L’India – il terzo paese al mondo quanto ad emissioni climalteranti – è in condizioni ancora peggiori, nell’anno fiscale 2018-19 circa i tre quarti della produzione di elettricità è basata sul carbone5. Nonostante l’adozione crescenti di tecnologie dell’eolico e del solare, il governo Modi nel 2020 ha puntato sullo sviluppo del settore carbonifero, l’azienda di stato Coal India è la più grande compagnia nel settore minerario carbonifero, mentre il governo continua a rinviare l’adozione di norme più stringenti per la riduzione dell’inquinamento prodotto dal settore. Al crescere della domanda di energia è prevista una parallela crescita della produzione basata sul carbone6 grazie anche al minor costo rispetto ad altre fonti di energia.

La pandemia, il riscaldamento globale di cui discutiamo, che trattiamo come cose, oggetti – come un bambino gioca con la palla – che vengono volgarizzati all’estremo non solo sui social media, ma pure sulle colonne degli opinionisti sui quotidiani, per un verso si frantumano, ci ritornano sotto l’aspetto di mille realtà, aspetti particolari, si riproducono in una miriade eventi locali, ma nell’insieme sono processi non locali, in evoluzione. Se il mondo – definendo così quanto accade sul nostro pianeta – occupa uno spazio finito, esso costituisce un sistema aperto costantemente alimentato dal flusso di energia che arriva dalla stella attorno a cui orbita e dalle sue dinamiche interne che hanno la forza di fra migrare i continenti ed mergere le catene montuose. I modelli che descrivono il mutare del virus, il diffondersi della pandemia, l’efficacia dei vaccini, così come i modelli del riscaldamento globale, del mutare delle dinamiche climatiche regionali e globali, descrivono la sempre maggior precisione sono in grado di prevederne gli sviluppi. I questi modelli previsionali sono determinanti, sono regolati dai parametri che derivano dal concreto procedere, del governo delle complessissime società umane.

Nel cuore della riproduzione delle società umane e dell’ambiente in cui esse vivono è l’agricoltura, il ciclo agro-alimentare nel suo complesso, un processo circolare che impatta con la biodiversità e la riproduzione della fertilità dei terreni, quella sottile pellicola da cui dipende la riproduzione della vita, le dinamiche del clima e da quella a sua vota è fortemente influenzato, determinato, dove la riduzione di complessità e la ricerca forsennata dell’aumento di produttività rincorrono la riduzione complessiva delle risorse naturali disponibili.
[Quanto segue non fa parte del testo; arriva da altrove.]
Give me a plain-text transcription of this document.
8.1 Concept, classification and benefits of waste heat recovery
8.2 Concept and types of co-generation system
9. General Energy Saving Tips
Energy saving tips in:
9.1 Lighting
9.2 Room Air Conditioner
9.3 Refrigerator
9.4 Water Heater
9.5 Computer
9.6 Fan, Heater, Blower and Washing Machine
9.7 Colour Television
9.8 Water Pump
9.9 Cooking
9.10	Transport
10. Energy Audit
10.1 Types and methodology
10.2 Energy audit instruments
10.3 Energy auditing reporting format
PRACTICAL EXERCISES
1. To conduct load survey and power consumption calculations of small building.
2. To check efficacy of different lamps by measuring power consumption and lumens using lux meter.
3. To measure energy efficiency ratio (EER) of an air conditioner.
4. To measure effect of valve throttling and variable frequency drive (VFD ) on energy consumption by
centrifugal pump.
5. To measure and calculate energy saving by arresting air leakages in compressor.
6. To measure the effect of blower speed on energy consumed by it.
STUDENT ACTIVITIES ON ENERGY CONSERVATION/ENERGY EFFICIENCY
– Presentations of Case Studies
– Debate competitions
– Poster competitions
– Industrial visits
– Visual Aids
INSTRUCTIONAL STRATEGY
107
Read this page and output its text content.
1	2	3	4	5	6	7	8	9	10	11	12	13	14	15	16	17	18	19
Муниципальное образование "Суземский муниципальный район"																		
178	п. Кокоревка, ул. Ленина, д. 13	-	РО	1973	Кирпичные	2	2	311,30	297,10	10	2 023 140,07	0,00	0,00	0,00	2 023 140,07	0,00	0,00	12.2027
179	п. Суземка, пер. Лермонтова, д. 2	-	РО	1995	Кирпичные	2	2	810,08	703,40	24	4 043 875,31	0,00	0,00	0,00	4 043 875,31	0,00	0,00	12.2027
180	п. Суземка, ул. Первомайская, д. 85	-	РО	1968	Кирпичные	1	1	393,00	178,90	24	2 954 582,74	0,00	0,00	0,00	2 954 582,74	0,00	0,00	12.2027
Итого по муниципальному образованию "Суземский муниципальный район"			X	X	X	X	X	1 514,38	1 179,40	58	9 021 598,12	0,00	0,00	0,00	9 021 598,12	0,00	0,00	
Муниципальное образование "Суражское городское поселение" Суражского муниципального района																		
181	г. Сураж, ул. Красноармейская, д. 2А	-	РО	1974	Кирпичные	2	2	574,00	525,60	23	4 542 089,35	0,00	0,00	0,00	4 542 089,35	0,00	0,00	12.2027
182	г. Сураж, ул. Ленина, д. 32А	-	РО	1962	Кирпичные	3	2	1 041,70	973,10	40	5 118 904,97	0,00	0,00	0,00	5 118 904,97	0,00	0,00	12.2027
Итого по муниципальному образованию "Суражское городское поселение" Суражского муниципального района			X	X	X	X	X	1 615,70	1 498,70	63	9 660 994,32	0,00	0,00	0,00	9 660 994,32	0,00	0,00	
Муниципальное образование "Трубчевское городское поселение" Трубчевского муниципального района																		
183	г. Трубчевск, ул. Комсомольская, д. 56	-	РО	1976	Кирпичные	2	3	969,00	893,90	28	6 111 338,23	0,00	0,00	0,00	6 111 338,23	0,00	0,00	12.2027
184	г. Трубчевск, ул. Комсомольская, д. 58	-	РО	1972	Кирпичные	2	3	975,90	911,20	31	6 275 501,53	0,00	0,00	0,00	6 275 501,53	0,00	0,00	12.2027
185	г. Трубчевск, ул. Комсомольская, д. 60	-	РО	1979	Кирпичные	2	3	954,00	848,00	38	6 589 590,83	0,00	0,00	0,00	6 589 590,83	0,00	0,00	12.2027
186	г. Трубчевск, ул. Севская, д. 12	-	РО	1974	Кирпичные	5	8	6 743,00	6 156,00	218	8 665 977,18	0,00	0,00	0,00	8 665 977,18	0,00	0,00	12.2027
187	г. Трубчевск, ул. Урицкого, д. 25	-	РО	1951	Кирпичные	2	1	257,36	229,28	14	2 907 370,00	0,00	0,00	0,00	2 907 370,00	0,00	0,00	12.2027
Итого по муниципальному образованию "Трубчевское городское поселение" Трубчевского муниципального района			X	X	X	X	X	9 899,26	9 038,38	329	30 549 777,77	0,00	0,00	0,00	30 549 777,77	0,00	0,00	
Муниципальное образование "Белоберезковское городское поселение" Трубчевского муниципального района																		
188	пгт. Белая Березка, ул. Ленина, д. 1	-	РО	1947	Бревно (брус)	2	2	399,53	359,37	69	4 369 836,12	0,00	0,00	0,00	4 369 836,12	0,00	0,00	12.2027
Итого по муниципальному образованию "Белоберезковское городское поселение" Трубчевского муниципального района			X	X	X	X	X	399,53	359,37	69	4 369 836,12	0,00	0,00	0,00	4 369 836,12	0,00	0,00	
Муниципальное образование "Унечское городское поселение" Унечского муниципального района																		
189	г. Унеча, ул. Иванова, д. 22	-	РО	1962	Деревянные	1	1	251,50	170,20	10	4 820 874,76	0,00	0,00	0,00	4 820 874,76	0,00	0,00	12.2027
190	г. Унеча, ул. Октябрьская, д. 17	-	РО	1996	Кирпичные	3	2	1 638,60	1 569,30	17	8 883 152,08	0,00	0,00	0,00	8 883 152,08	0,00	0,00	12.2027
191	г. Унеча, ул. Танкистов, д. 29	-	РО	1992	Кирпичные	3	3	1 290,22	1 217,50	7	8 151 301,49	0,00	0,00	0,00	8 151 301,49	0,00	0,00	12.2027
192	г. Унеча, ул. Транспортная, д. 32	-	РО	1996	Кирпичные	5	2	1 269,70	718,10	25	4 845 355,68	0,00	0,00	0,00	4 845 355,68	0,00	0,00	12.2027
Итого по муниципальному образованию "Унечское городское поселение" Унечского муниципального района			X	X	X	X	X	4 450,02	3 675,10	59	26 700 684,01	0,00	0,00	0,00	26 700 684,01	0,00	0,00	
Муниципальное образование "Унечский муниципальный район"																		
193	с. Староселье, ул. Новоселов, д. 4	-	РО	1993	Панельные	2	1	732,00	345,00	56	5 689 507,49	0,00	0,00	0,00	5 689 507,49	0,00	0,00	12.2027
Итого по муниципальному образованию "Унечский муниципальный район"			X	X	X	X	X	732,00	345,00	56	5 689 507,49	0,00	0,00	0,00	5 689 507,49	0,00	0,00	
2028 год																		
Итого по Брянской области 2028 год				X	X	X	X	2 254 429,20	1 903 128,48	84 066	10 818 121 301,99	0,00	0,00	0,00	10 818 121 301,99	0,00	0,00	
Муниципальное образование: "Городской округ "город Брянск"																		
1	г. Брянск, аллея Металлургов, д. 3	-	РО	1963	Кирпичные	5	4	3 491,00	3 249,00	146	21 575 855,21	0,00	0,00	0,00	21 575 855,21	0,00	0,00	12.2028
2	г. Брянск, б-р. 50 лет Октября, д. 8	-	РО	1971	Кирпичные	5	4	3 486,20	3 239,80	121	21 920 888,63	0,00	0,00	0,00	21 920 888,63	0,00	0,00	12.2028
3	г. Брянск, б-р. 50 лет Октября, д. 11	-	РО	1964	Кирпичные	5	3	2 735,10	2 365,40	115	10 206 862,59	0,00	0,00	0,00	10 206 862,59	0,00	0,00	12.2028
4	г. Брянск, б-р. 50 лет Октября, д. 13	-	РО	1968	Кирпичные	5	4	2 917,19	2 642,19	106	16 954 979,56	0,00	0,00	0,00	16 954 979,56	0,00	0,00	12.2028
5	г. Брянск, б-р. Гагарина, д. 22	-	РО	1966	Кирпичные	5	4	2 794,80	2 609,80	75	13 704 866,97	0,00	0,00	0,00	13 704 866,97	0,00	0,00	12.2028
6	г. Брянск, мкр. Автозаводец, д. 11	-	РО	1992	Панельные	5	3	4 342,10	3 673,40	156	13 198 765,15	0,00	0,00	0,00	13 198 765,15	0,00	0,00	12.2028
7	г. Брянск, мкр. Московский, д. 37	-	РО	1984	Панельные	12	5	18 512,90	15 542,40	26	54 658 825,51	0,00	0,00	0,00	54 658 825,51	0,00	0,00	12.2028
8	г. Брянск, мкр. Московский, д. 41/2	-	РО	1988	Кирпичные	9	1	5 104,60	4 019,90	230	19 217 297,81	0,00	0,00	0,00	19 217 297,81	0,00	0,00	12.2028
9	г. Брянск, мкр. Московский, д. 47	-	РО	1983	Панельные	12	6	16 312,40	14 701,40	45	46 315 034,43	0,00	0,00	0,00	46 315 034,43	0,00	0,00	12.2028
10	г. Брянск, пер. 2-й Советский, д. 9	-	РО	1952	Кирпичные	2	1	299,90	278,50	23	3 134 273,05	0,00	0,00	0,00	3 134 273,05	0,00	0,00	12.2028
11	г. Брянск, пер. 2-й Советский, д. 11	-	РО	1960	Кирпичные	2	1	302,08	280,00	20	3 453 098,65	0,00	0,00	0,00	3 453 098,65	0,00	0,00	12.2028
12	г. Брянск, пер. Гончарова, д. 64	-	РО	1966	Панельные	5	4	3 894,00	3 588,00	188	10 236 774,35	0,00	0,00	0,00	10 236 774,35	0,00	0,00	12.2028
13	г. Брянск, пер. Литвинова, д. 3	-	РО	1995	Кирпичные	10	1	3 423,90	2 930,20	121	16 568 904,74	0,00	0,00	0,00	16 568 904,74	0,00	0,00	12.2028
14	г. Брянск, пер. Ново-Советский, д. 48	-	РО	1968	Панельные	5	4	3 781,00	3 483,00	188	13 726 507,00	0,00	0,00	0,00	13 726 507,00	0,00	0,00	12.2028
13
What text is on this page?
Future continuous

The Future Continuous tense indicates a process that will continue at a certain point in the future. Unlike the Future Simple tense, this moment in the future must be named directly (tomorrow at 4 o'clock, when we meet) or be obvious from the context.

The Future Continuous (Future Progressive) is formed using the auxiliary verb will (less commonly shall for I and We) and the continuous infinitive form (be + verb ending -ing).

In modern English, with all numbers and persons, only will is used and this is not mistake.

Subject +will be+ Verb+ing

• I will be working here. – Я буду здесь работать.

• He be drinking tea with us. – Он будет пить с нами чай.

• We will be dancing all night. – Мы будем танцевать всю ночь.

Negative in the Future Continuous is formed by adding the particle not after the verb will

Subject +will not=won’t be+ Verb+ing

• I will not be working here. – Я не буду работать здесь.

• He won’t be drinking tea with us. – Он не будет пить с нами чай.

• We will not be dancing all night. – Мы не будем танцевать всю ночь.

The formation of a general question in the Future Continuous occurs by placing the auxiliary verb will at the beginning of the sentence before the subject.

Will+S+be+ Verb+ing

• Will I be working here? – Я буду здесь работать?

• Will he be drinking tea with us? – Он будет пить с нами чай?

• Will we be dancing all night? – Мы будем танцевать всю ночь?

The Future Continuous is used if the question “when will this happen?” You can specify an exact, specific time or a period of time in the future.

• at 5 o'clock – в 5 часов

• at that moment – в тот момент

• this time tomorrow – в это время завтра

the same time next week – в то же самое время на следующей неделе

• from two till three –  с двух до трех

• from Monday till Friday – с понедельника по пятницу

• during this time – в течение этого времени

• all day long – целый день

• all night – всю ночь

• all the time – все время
Su questo il nostro sta producendo una riflessione articolata ed approfondita. Nel contesto di questo scritto ci interessa evidenziare il ruolo centrale in un reticolo di relazioni causa-effetto che la trasformazione dell’agricoltura, del ciclo agroalimentare hanno in particolare nei cambiamenti climatici e negli equilibri delle reti di riproduzione della vita.

Ciò che non funziona, per così dire, è esattamente il governo delle società, l’agire in modo solidale e coerente a livello globale, la condivisione della conoscenza degli orizzonti catastrofici, dei rischi inaccettabili tanto nella proliferazione delle varianti in una umanità non protetta dai vaccini, quanto nella incapacità di attuare una riconversione ecologica, mentre ciò che sarebbe necessario è una vera e propria rivoluzione del modo di produzione in tutte le sue dimensioni. Il rapporto IPCC ci racconta degli effetti ormai irreversibili del cambiamento climatico ed è impossibile isolare un aspetto dei processi di produzione e riproduzione dagli altri, complessità e circolarità, non linearità sono i termini che descrivono le dinamiche sociali e ambientali, inestricabilmente connesse. Nella nostra vita quotidiana, nella sia dimensione locale – che cerchiamo quanto possibile di delimitare, di difendere dagli effetti di una brutta globalità, dagli effetti della globalizzazione – in realtà viviamo pressoché tutti gli aspetti di quella globale come avviene in un ologramma. Per questo si fa sempre di più appello alla responsabilità personale, delle comunità, dei territori, affinché agiscano nella loro dimensione locale sui processi globali che li attraversano, ma a quanto pare non si riesce a realizzare un circuito virtuoso globale.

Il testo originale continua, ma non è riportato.